2030, le monde a accepté dans ses sociétés l’émergence des clones. De manière purement utilitaires. Ceux-ci sont parqués dans des ghettos et ne servent pas à grand chose. Quoique. Doué d’incarnation, ces Omnimorphes sont principalement là pour que l’homme vive à travers eux des séances de baises en dehors desquelles ils ne se touchent pas les uns les autres. Et encore : ces set sont soumis à une loterie nationale obligatoire. Vous ne pouvez en bénéficier qu’à condition de valider votre ticket. Voici comment Gabriel Lecouvreur, 70 ans aux fraises, arrive à honorer Chéryl. Seulement voilà, le clone féminin dont s’est servi la coiffeuse est assassinée, et celui de Gabriel soudain menacé. Et pour le Poulpe qui s’emmerde avant de mourir, c’est une excellente occasion de remonter en selle.

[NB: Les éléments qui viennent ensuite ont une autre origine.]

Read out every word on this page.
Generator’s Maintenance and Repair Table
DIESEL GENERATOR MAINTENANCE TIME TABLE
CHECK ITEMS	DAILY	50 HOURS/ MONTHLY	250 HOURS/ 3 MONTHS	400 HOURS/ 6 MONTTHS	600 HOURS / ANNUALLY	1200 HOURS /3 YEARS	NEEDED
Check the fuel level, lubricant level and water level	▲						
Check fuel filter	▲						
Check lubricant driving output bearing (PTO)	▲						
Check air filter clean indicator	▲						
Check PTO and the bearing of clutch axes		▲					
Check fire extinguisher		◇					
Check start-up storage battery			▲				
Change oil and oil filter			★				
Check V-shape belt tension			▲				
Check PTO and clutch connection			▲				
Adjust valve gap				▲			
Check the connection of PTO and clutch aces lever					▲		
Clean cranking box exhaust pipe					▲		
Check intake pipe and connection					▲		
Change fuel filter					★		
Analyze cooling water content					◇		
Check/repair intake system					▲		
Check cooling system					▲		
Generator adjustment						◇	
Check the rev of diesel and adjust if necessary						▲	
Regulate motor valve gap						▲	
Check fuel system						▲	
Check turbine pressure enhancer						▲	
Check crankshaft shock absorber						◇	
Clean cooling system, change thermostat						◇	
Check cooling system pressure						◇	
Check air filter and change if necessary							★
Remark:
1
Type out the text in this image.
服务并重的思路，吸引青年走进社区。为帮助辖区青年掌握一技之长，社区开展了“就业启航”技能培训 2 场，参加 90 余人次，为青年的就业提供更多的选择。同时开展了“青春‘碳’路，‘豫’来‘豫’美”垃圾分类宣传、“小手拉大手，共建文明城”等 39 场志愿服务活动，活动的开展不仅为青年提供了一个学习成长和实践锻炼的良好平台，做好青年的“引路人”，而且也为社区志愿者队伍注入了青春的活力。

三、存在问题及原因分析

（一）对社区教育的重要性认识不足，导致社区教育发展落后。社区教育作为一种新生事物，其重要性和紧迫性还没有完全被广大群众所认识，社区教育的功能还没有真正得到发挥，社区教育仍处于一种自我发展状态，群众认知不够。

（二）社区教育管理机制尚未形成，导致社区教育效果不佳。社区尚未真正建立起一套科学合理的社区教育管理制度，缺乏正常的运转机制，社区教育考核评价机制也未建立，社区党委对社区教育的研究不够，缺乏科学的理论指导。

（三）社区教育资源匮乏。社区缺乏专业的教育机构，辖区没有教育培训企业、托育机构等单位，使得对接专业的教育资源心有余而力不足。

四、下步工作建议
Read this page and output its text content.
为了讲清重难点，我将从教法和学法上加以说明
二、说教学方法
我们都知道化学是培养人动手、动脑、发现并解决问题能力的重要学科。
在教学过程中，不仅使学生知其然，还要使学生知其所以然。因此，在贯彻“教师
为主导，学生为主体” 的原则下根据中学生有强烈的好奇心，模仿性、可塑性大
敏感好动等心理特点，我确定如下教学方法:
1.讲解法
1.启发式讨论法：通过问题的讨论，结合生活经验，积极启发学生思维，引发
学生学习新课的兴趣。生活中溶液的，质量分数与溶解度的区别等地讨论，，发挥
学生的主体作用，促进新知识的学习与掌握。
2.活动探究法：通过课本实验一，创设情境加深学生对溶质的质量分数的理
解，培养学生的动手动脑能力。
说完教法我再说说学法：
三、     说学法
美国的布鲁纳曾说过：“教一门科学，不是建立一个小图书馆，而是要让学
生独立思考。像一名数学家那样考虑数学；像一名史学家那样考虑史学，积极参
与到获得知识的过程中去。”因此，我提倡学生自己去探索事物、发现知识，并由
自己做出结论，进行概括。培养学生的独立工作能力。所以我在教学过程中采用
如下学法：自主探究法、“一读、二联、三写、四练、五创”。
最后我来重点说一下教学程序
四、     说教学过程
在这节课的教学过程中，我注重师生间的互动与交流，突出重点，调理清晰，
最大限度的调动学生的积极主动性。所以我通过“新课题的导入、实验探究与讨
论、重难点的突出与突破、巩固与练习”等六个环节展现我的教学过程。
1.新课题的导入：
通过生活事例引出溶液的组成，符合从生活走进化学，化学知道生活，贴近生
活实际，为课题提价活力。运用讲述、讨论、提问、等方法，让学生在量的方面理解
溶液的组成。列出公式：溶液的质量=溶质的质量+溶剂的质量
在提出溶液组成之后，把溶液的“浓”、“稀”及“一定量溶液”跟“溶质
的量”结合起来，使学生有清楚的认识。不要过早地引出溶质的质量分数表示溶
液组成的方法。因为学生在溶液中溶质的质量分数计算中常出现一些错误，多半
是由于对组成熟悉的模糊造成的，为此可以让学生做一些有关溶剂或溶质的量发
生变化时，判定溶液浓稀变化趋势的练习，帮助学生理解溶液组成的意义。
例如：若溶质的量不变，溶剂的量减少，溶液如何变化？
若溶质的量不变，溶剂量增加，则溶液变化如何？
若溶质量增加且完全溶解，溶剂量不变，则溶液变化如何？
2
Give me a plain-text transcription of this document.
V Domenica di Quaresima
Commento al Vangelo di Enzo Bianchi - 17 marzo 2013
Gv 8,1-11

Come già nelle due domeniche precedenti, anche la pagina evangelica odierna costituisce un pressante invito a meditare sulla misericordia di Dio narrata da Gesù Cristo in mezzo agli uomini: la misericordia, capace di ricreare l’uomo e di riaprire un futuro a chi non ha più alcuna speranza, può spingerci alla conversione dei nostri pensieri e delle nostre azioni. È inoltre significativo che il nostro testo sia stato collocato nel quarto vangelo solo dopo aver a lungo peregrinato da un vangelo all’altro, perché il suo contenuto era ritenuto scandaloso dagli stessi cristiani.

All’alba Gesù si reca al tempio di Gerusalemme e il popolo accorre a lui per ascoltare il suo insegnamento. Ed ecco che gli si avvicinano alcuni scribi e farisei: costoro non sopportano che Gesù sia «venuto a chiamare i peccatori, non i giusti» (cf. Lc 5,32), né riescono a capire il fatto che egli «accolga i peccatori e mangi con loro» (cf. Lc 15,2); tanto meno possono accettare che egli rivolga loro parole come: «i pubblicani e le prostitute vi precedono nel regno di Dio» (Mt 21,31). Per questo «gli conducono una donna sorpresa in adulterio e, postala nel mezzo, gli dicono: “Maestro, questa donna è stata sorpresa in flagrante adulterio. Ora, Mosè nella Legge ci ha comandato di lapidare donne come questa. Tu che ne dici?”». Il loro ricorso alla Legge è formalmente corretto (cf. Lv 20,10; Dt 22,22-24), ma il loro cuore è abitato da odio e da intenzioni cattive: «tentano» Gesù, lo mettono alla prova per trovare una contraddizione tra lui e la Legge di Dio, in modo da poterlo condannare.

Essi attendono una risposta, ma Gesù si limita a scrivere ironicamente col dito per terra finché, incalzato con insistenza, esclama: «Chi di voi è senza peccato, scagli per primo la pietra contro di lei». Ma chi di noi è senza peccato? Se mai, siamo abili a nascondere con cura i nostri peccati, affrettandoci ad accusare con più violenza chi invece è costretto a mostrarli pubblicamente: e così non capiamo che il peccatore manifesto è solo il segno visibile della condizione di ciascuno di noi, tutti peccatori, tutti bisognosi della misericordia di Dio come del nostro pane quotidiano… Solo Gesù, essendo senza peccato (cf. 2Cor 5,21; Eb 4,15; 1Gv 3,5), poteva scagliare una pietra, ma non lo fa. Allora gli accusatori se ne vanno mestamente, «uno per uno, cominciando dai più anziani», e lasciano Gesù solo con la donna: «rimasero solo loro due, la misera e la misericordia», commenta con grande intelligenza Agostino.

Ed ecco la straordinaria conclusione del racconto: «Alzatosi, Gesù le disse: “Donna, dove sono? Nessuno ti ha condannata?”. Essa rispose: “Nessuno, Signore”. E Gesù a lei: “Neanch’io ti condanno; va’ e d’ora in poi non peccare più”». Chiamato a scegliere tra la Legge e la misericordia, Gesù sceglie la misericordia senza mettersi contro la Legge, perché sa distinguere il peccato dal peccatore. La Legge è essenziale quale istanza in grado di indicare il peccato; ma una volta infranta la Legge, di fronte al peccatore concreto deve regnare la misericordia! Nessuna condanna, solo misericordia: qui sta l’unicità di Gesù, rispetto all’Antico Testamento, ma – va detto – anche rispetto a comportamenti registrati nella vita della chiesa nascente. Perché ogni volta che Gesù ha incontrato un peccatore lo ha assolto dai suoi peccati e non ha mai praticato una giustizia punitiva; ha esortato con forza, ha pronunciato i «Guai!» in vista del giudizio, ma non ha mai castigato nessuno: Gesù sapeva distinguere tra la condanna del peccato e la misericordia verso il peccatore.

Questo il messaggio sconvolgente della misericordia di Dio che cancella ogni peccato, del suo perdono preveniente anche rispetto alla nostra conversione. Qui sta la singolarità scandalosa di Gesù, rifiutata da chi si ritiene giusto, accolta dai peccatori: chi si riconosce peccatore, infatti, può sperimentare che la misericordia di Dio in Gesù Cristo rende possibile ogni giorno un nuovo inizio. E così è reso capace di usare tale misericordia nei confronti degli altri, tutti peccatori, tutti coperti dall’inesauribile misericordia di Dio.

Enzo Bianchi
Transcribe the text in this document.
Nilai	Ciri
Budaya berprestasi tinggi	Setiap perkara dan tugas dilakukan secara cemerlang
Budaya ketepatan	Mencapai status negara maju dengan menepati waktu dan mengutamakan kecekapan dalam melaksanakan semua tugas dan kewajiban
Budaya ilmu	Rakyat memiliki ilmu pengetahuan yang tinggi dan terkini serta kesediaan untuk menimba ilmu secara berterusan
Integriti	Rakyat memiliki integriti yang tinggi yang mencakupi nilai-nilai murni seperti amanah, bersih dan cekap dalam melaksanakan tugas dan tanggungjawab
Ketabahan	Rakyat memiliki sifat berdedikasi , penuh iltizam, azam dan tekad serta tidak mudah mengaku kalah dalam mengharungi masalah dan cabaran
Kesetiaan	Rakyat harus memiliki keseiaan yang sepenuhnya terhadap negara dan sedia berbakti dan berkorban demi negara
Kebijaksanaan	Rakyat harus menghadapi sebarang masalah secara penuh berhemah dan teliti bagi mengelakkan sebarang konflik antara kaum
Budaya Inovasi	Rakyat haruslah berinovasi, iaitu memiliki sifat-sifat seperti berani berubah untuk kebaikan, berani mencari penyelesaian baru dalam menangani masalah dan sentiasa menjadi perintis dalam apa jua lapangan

Ca y est, Baleine a tiré le gros lot. Fortement nanti par un héritage qui tombe du ciel, l’équipe débauche les plus prestigieux auteurs, un peu comme au foot. Après Marin Ledun, voici donc le second transfuge Gallimard de la saison. Antoine Chainas est, comme le dit le dossier de presse qui ne chie définitivement pas dans les bottes de ses écrivains, « le plus talentueux des jeunes auteurs des plus beaux livres de tous les temps ». Donc, en l’état, il n’avait pas le choix. Et son 2030 est certes court, mais a des vertus régénératrices. Après les vieux en révoltes de Jody (Vieux mille vieux sur les nerfs), voici un Gabriel croulant qui se relance dans l’aventure grâce à son incarnation dans le corps de clones.
C’est du Matrix version Lecouvreur. La société française dépend d’une multinationale qui fabrique les Omnimorphes, leur interdit pratiquement tout ce qui sort de leur utilité première, les parque dans des réserves. Les Omnimorphes, personne n’en veut, ils souffrent d’un ostracisme infernal, ont leurs protecteurs, bref, ce sont les roms de demain sauf qu’on ne peut pas les renvoyer dans leurs pays. Alors Paris est coupé en zones et la zone de l’Est leur est réservé. La scène de fin est assez parfaite, avec un Gabriel moribond qui, via un caisson trop compliqué à décrire ici, s’incarnant de clone en clone comme on prend un taxi, et revenant systématiquement au point de départ pour vomir son dîner. On dirait la dernière bobine de The surrogates, avec Bruce Willis.
Succulent petit Poulpe qui prouve une fois de plus que le céphalopode en a encore sous le tentacule. Passé, présent, futur, on en fait ce que l’on veut, l’essentiel est de s’amuser et de donner du plaisir. Gabriel Lecouvreur est le premier des Omnimorphe. A travers lui, c’est le lecteur qui balance des mandales dans la tronche des affreux.